The third characteristic of Japanese art, according to Addiss & Seo, is “empty space allied with asymmetrical compositions.”  Within this space, there can be movement and a sublime expression of emotions.  It asks of us a willingness to forego the safe and secure.  It evokes a sensation of vastness and the possibility of everything.

This aspect of practice challenges me most.  I have a love, an obsession, with symmetry.  Of course, it’s all only an illusion of balance.  Yet, it served me well when the world was chaotic and unpredictable.  The idea that I could force a sense of equal weight on either side of the axes that ran through the desk, room, house, and surroundings acted as a mental force field, keeping the Wild away.  Each time it failed, I would desperately try to find the right axis which could hold a balanced distribution of emotions, thoughts, feelings, sensations.  I’m not sure I’ve learned to live with the uneven distribution, the mis-allocation of energies but that’s likely tied to my belief that the accounting will even out – or as my father used to say, “It will all come out in the wash.”  Sometimes, however, like the painting I practiced on the left, the weight of the effort is intended to unbalance the frame so that what is fragile or delicate can rise.
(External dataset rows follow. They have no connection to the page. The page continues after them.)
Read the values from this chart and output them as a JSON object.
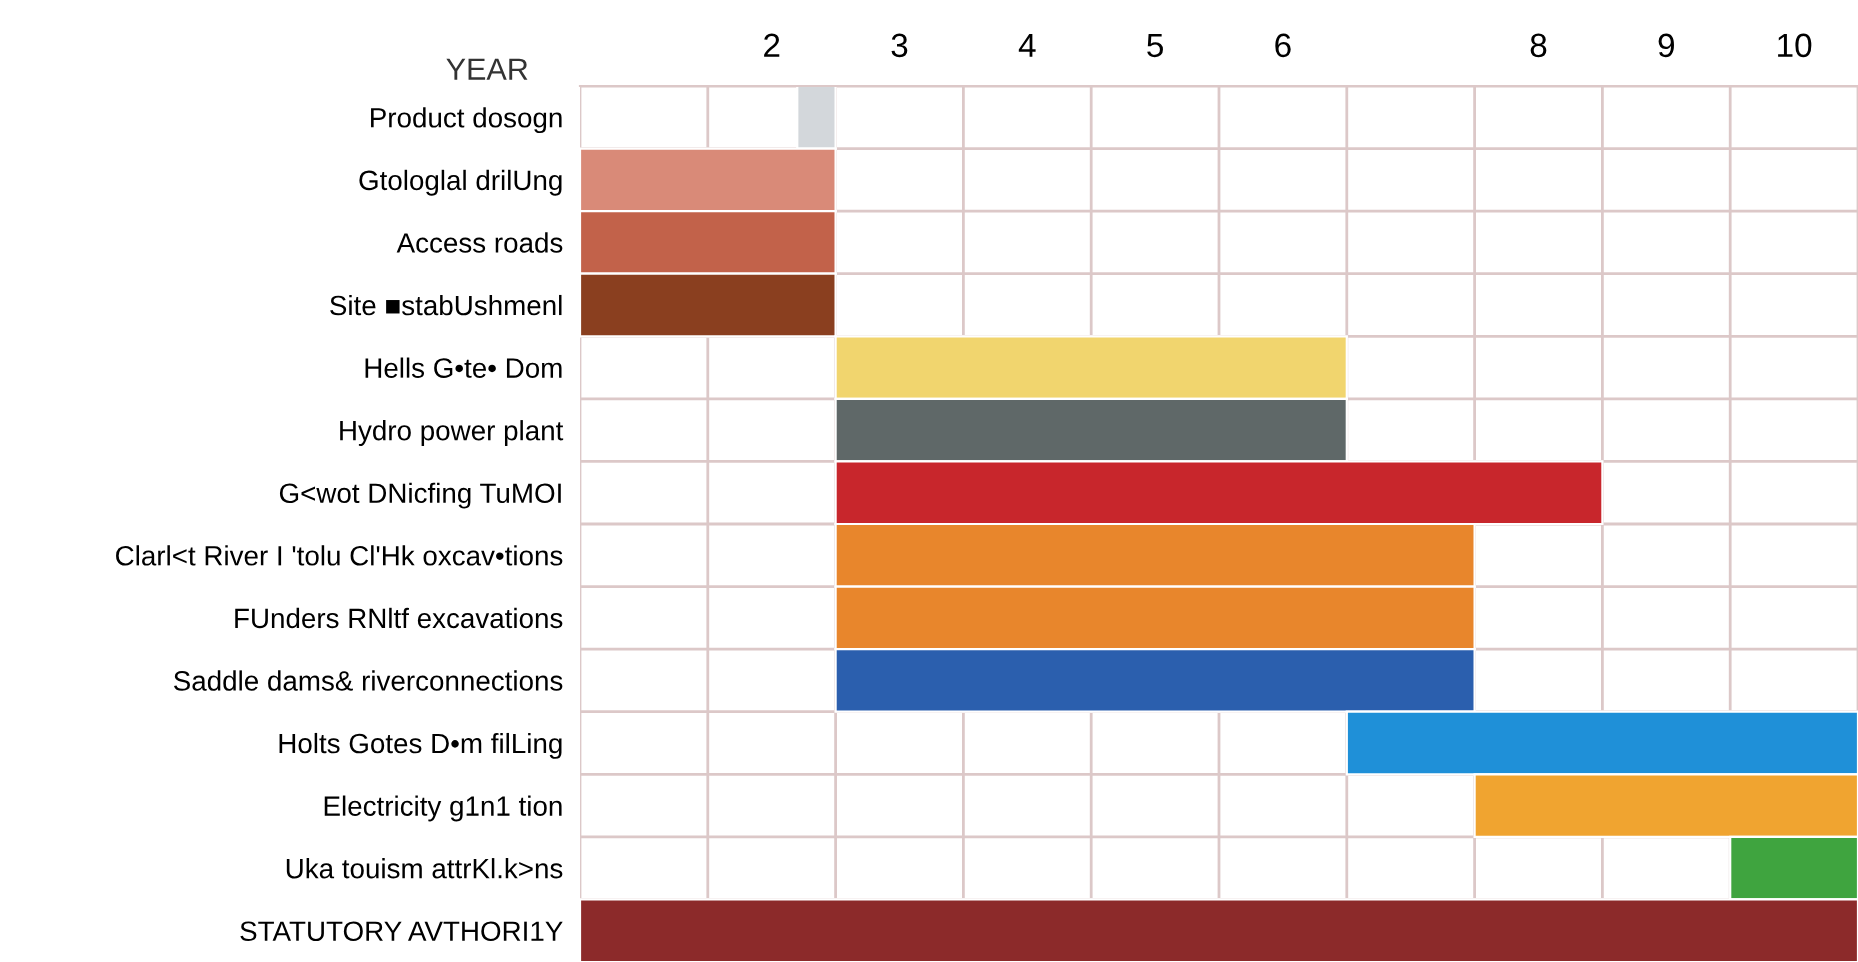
{
  "chart_data": {
    "type": "bar",
    "orientation": "horizontal",
    "xlabel": "YEAR",
    "categories": [
      "Product dosogn",
      "Gtologlal drilUng",
      "Access roads",
      "Site ■stabUshmenl",
      "Hells G•te• Dom",
      "Hydro power plant",
      "G<wot DNicfing TuMOI",
      "Clarl<t River I 'tolu Cl'Hk oxcav•tions",
      "FUnders RNltf excavations",
      "Saddle dams& riverconnections",
      "Holts Gotes D•m filLing",
      "Electricity g1n1 tion",
      "Uka touism attrKl.k>ns",
      "STATUTORY AVTHORI1Y"
    ],
    "base": [
      1.7,
      0,
      0,
      0,
      2,
      2,
      2,
      2,
      2,
      2,
      6,
      7,
      9,
      0
    ],
    "values": [
      0.3,
      2,
      2,
      2,
      4,
      4,
      6,
      5,
      5,
      5,
      4,
      3,
      1,
      10
    ],
    "colors": [
      "#d3d7db",
      "#d98a78",
      "#c2624a",
      "#8a3f1f",
      "#f1d56e",
      "#5f6868",
      "#c8262c",
      "#e8862c",
      "#e8862c",
      "#2b5fae",
      "#1f90d8",
      "#f0a430",
      "#3fa43f",
      "#8c2a2a"
    ],
    "xlim": [
      0,
      10
    ],
    "xticks": [
      {
        "value": 0,
        "label": null
      },
      {
        "value": 1,
        "label": null
      },
      {
        "value": 1.5,
        "label": "2"
      },
      {
        "value": 2,
        "label": null
      },
      {
        "value": 2.5,
        "label": "3"
      },
      {
        "value": 3,
        "label": null
      },
      {
        "value": 3.5,
        "label": "4"
      },
      {
        "value": 4,
        "label": null
      },
      {
        "value": 4.5,
        "label": "5"
      },
      {
        "value": 5,
        "label": null
      },
      {
        "value": 5.5,
        "label": "6"
      },
      {
        "value": 6,
        "label": null
      },
      {
        "value": 7,
        "label": null
      },
      {
        "value": 7.5,
        "label": "8"
      },
      {
        "value": 8,
        "label": null
      },
      {
        "value": 8.5,
        "label": "9"
      },
      {
        "value": 9,
        "label": null
      },
      {
        "value": 9.5,
        "label": "10"
      },
      {
        "value": 10,
        "label": null
      }
    ],
    "grid": true
  }
}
Recently, I was listening to a dharma talk about fearless compassion.  It struck me that compassion is always uneven and, being that, it requires fearlessness to embody it.  There is no quid pro quo; there cannot be because that renders compassion ineffective or, at worst, misguided.  Compassion is asymmetrical.  And if I look closely I think I would see that the other three bhrama-viharas are also asymmetrical.  There is beauty in the off-kilter though I may never appreciate it to the degree it deserves.  The ear is given a real test of generosity in allowing the lines of haiku to wobble 3 – 5 – 3.  The eye must open with equanimity to the wabi-sabi simplicity of ladle and clay.  The weight of fearlessness grounds the experience and, in that space, synchronistic joy rises.

If I take away the grid lines that order my life, what might fill the unrestrained space?